Even though they’ve abridged the play, they seem to be hitting all the main points. They’re earnest, but a few of them hit the lines just right. I lean my chin on my fist, watching.

  The weather in Newark builds a tension of its own. A quiet wind turns into a sharp one that blows dirt in our faces from a construction site across the street. They’re building a Whole Foods, and a little way down Broad Street they’re raising the new Prudential Tower. A woman sitting near me wraps a scarf around her head. When we get to the part where “parting is such sweet sorrow,” the backdrop falls forward, revealing the costume rack and the offstage actors behind it, and everyone laughs. The company takes five to reset the stage, and my eyes wander around the park. That’s when I see Patrick walking nearby. His head is bowed against the wind and he’s wearing his red spring jacket.

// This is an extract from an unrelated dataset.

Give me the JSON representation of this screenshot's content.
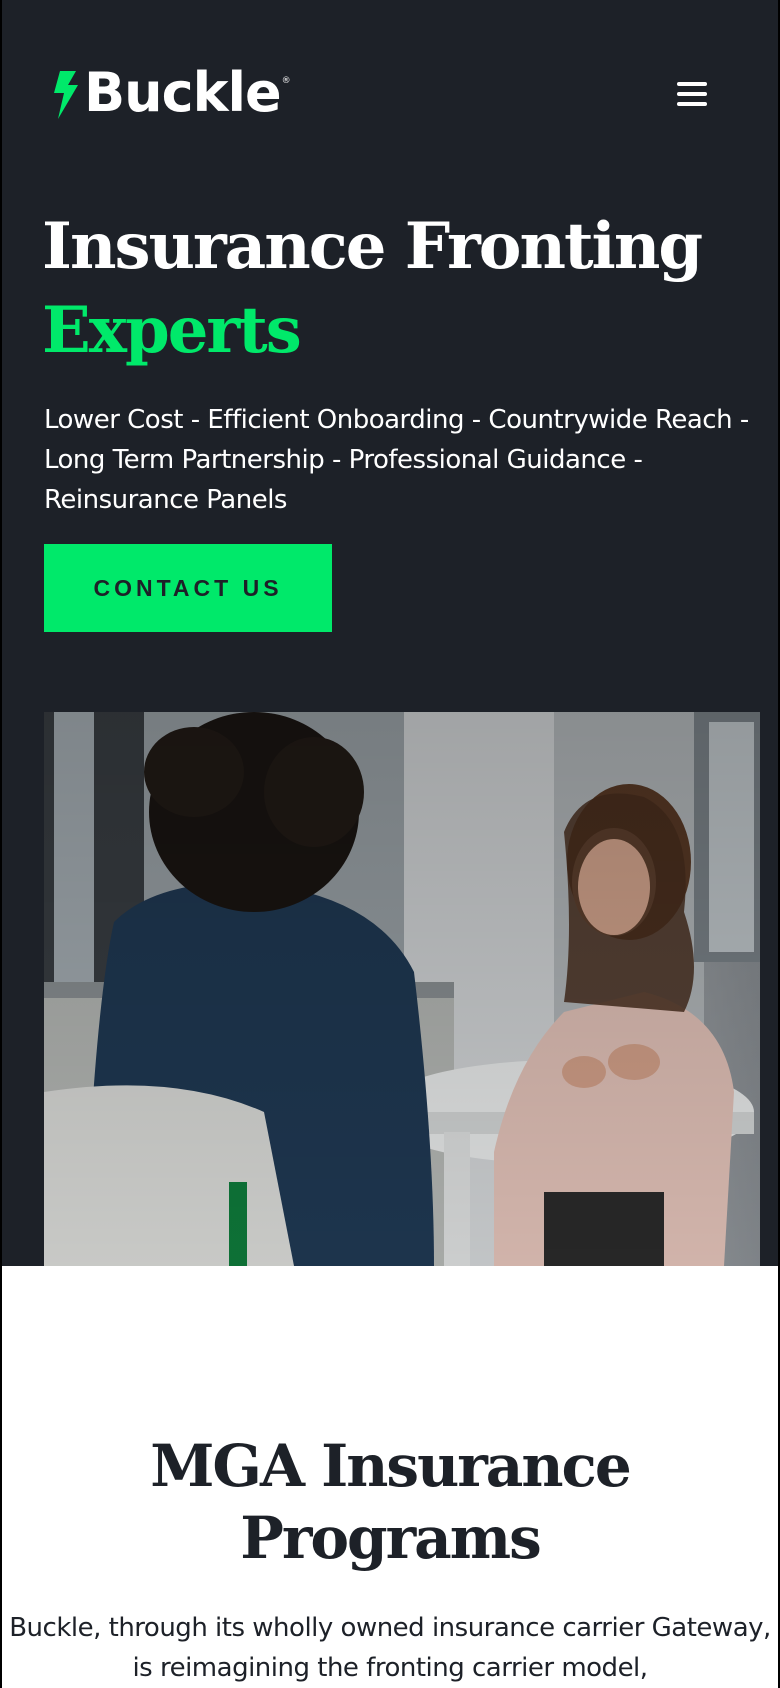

  I stand up. I almost go to him, but a fierce gust of wind blows dust in my eyes. The dust blinds me and forces me back into my seat. When I’ve wiped my eyes clear, Patrick is gone.

  “What?” Aamina asks, looking over her shoulder.

  “Nothing,” I say. “I thought I saw . . .”

  “Oh no,” she says, taking my hand. “You’re staying here.”

  The actors can’t get the backdrop to stay upright in this wind. We hear a ripping sound nearby. Atop the skeleton of the new Prudential Tower a construction tarp has torn free and spins above the skyline. An unoccupied chair topples. A low rumble of thunder takes the whole evening in its grasp and shakes it. The park manager hurries to talk to the director of the play, and as the first fat drops of rain are falling they call off the rest of the production.

  The small audience scatters. Most of Military Park has emptied; a few people are huddled under the bus shelter on Broad Street. The rain is picking up, but Aamina and I walk slowly toward the fancy cocktail bar on Halsey Street, the one where we know I won’t run into Patrick.